Three of Jens Förster's papers have been retracted; more retractions may follow.


No tenure for German social psychologist accused of data manipulation

The academic career of German social psychologist Jens Förster, under suspicion of data manipulation, is unraveling. Förster won't get tenure at Ruhr University Bochum (RUB) in Germany, as was the plan when he arrived there in 2014. Yesterday, the university published a job ad for a new professor of social psychology, to be appointed in October 2017, whose research profile is very different from Förster's.

A spokesperson for the university alerted ScienceInsider to the ad this week, but declined further clarification. “It’s a pending procedure and we will not comment about it,” he wrote in an email. But the job description makes it clear that the university isn't planning on hiring Förster. It is seeking a researcher who has done field studies in economic psychology, an area where Förster has virtually no experience. Förster, who has steadfastly denied any wrongdoing, did not respond to requests for comment.
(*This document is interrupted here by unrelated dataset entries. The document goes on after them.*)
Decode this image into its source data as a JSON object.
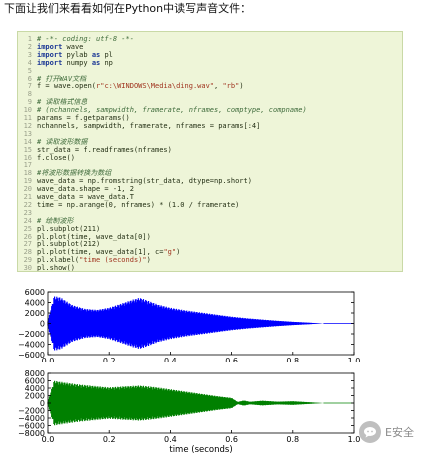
{
  "intro_text": "下面让我们来看看如何在Python中读写声音文件：",
  "code": [
    {
      "n": "1",
      "parts": [
        {
          "c": "cm",
          "t": "# -*- coding: utf-8 -*-"
        }
      ]
    },
    {
      "n": "2",
      "parts": [
        {
          "c": "kw",
          "t": "import"
        },
        {
          "c": "",
          "t": " wave"
        }
      ]
    },
    {
      "n": "3",
      "parts": [
        {
          "c": "kw",
          "t": "import"
        },
        {
          "c": "",
          "t": " pylab "
        },
        {
          "c": "kw",
          "t": "as"
        },
        {
          "c": "",
          "t": " pl"
        }
      ]
    },
    {
      "n": "4",
      "parts": [
        {
          "c": "kw",
          "t": "import"
        },
        {
          "c": "",
          "t": " numpy "
        },
        {
          "c": "kw",
          "t": "as"
        },
        {
          "c": "",
          "t": " np"
        }
      ]
    },
    {
      "n": "5",
      "parts": []
    },
    {
      "n": "6",
      "parts": [
        {
          "c": "cm",
          "t": "# 打开WAV文档"
        }
      ]
    },
    {
      "n": "7",
      "parts": [
        {
          "c": "",
          "t": "f = wave.open("
        },
        {
          "c": "str",
          "t": "r\"c:\\WINDOWS\\Media\\ding.wav\""
        },
        {
          "c": "",
          "t": ", "
        },
        {
          "c": "str",
          "t": "\"rb\""
        },
        {
          "c": "",
          "t": ")"
        }
      ]
    },
    {
      "n": "8",
      "parts": []
    },
    {
      "n": "9",
      "parts": [
        {
          "c": "cm",
          "t": "# 读取格式信息"
        }
      ]
    },
    {
      "n": "10",
      "parts": [
        {
          "c": "cm",
          "t": "# (nchannels, sampwidth, framerate, nframes, comptype, compname)"
        }
      ]
    },
    {
      "n": "11",
      "parts": [
        {
          "c": "",
          "t": "params = f.getparams()"
        }
      ]
    },
    {
      "n": "12",
      "parts": [
        {
          "c": "",
          "t": "nchannels, sampwidth, framerate, nframes = params[:4]"
        }
      ]
    },
    {
      "n": "13",
      "parts": []
    },
    {
      "n": "14",
      "parts": [
        {
          "c": "cm",
          "t": "# 读取波形数据"
        }
      ]
    },
    {
      "n": "15",
      "parts": [
        {
          "c": "",
          "t": "str_data = f.readframes(nframes)"
        }
      ]
    },
    {
      "n": "16",
      "parts": [
        {
          "c": "",
          "t": "f.close()"
        }
      ]
    },
    {
      "n": "17",
      "parts": []
    },
    {
      "n": "18",
      "parts": [
        {
          "c": "cm",
          "t": "#将波形数据转换为数组"
        }
      ]
    },
    {
      "n": "19",
      "parts": [
        {
          "c": "",
          "t": "wave_data = np.fromstring(str_data, dtype=np.short)"
        }
      ]
    },
    {
      "n": "20",
      "parts": [
        {
          "c": "",
          "t": "wave_data.shape = -1, 2"
        }
      ]
    },
    {
      "n": "21",
      "parts": [
        {
          "c": "",
          "t": "wave_data = wave_data.T"
        }
      ]
    },
    {
      "n": "22",
      "parts": [
        {
          "c": "",
          "t": "time = np.arange(0, nframes) * (1.0 / framerate)"
        }
      ]
    },
    {
      "n": "23",
      "parts": []
    },
    {
      "n": "24",
      "parts": [
        {
          "c": "cm",
          "t": "# 绘制波形"
        }
      ]
    },
    {
      "n": "25",
      "parts": [
        {
          "c": "",
          "t": "pl.subplot(211)"
        }
      ]
    },
    {
      "n": "26",
      "parts": [
        {
          "c": "",
          "t": "pl.plot(time, wave_data[0])"
        }
      ]
    },
    {
      "n": "27",
      "parts": [
        {
          "c": "",
          "t": "pl.subplot(212)"
        }
      ]
    },
    {
      "n": "28",
      "parts": [
        {
          "c": "",
          "t": "pl.plot(time, wave_data[1], c="
        },
        {
          "c": "str",
          "t": "\"g\""
        },
        {
          "c": "",
          "t": ")"
        }
      ]
    },
    {
      "n": "29",
      "parts": [
        {
          "c": "",
          "t": "pl.xlabel("
        },
        {
          "c": "str",
          "t": "\"time (seconds)\""
        },
        {
          "c": "",
          "t": ")"
        }
      ]
    },
    {
      "n": "30",
      "parts": [
        {
          "c": "",
          "t": "pl.show()"
        }
      ]
    }
  ],
  "chart_data": [
    {
      "type": "area",
      "color": "#0000ff",
      "xlim": [
        0.0,
        1.0
      ],
      "ylim": [
        -6000,
        6000
      ],
      "xticks": [
        "0.0",
        "0.2",
        "0.4",
        "0.6",
        "0.8",
        "1.0"
      ],
      "yticks": [
        "6000",
        "4000",
        "2000",
        "0",
        "−2000",
        "−4000",
        "−6000"
      ],
      "xlabel": "",
      "envelope": {
        "x": [
          0.0,
          0.02,
          0.04,
          0.08,
          0.12,
          0.16,
          0.2,
          0.24,
          0.28,
          0.3,
          0.32,
          0.36,
          0.4,
          0.45,
          0.5,
          0.55,
          0.6,
          0.65,
          0.7,
          0.75,
          0.8,
          0.85,
          0.88,
          0.9
        ],
        "amplitude": [
          500,
          5200,
          5000,
          3500,
          2800,
          2600,
          3000,
          3800,
          4600,
          4900,
          4500,
          3600,
          3000,
          2500,
          2100,
          1700,
          1300,
          1000,
          750,
          520,
          320,
          160,
          60,
          0
        ]
      }
    },
    {
      "type": "area",
      "color": "#008000",
      "xlim": [
        0.0,
        1.0
      ],
      "ylim": [
        -8000,
        8000
      ],
      "xticks": [
        "0.0",
        "0.2",
        "0.4",
        "0.6",
        "0.8",
        "1.0"
      ],
      "yticks": [
        "8000",
        "6000",
        "4000",
        "2000",
        "0",
        "−2000",
        "−4000",
        "−6000",
        "−8000"
      ],
      "xlabel": "time (seconds)",
      "envelope": {
        "x": [
          0.0,
          0.02,
          0.05,
          0.1,
          0.15,
          0.2,
          0.25,
          0.3,
          0.35,
          0.4,
          0.45,
          0.5,
          0.55,
          0.6,
          0.62,
          0.64,
          0.66,
          0.7,
          0.75,
          0.8,
          0.85,
          0.9
        ],
        "amplitude": [
          400,
          6000,
          5600,
          5000,
          4600,
          4200,
          4500,
          4700,
          4300,
          3700,
          3100,
          2500,
          1900,
          1400,
          300,
          700,
          350,
          650,
          380,
          500,
          250,
          0
        ]
      }
    }
  ],
  "watermark": {
    "text": "E安全",
    "icon": "chat-bubble-icon"
  }
}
Förster won an important European award in 2001 for his "pioneering research in the domains of self regulation, creativity, novelty, embodiment and social cognition." But he came under fire in 2014 after an investigation by his former employer, the University of Amsterdam (UvA), of odd data patterns in three studies. The Netherlands Board on Research Integrity (LOWI) concluded that research data had been manipulated in one study, published in Social Psychological and Personality Science. The journal retracted that paper at UvA's request; LOWI did not investigate the other two. At the time, Förster had just bagged a prestigious Alexander von Humboldt Professorship, which comes with €5 million in funding, at RUB. Pending the controversy, RUB offered him a 1-year contract instead, which was later extended until 2017.

A panel of statistical experts from UvA that embarked on a second, more comprehensive investigation found “strong evidence for low veracity” of the results in all three papers, as well as in five others. UvA's board recommended to the journals involved that all eight papers be retracted. After being confronted with a draft of the panel's report in April 2015, Förster withdrew his candidacy for the Alexander von Humboldt Professorship. The university decided not to investigate the case itself but to await the verdict of the Court of Honour of the German Society for Psychology (DGPs).
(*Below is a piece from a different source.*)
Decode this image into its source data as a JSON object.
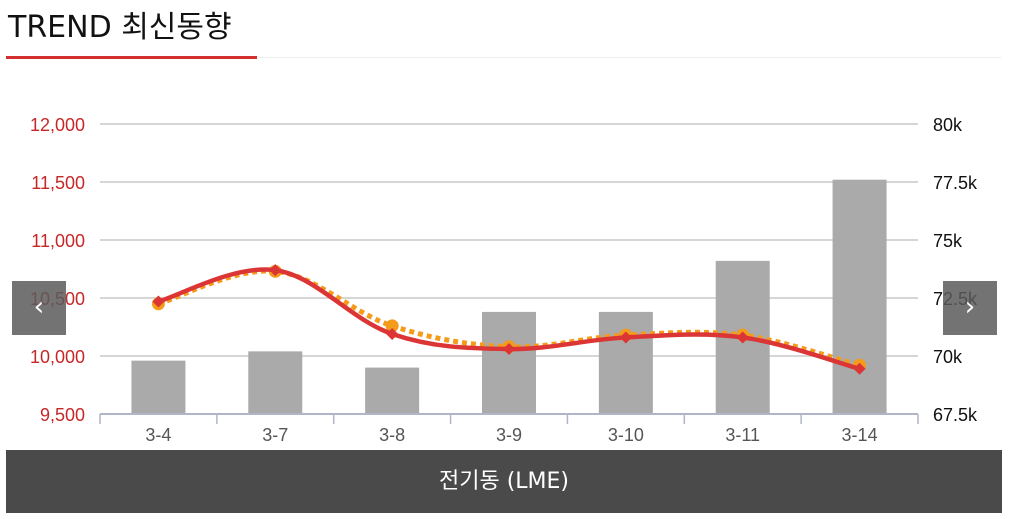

In November 2015, the society settled the case with Förster in an agreement to retract two studies flagged as suspect in the first UvA investigation, both published in the Journal of Experimental Psychology: General. The agreement (in German) stated explicitly that Förster didn’t confess to misconduct and that DGPs didn't accuse him of anything. On his blog, Förster appeared to interpret the outcome as a victory: "The suit was discontinued and no sanctions were imposed," he wrote. But the decision may have further diminished his chances of obtaining tenure.

Still in limbo are the fates of five papers that the second UvA investigation marked as probably manipulated but that the German society did not address. The Journal of Experimental Social Psychology tells ScienceInsider that it is “moving toward retraction” of a study published in 2011. The European Journal of Social Psychology says it will publish an Expression of Concern about a 2010 Förster paper, but won't retract it, because there's not enough evidence that the paper's data were manipulated; the Personality and Social Psychology Bulletin will add a similar note to a 2009 paper, but is stopping short of a retraction because "corroborating evidence is unavailable." The American Psychological Association says it has yet to make a final decision about a Förster study published in the Journal of Experimental Psychology: General in 2009, and for another one published that same year in the Journal of Personality and Social Psychology.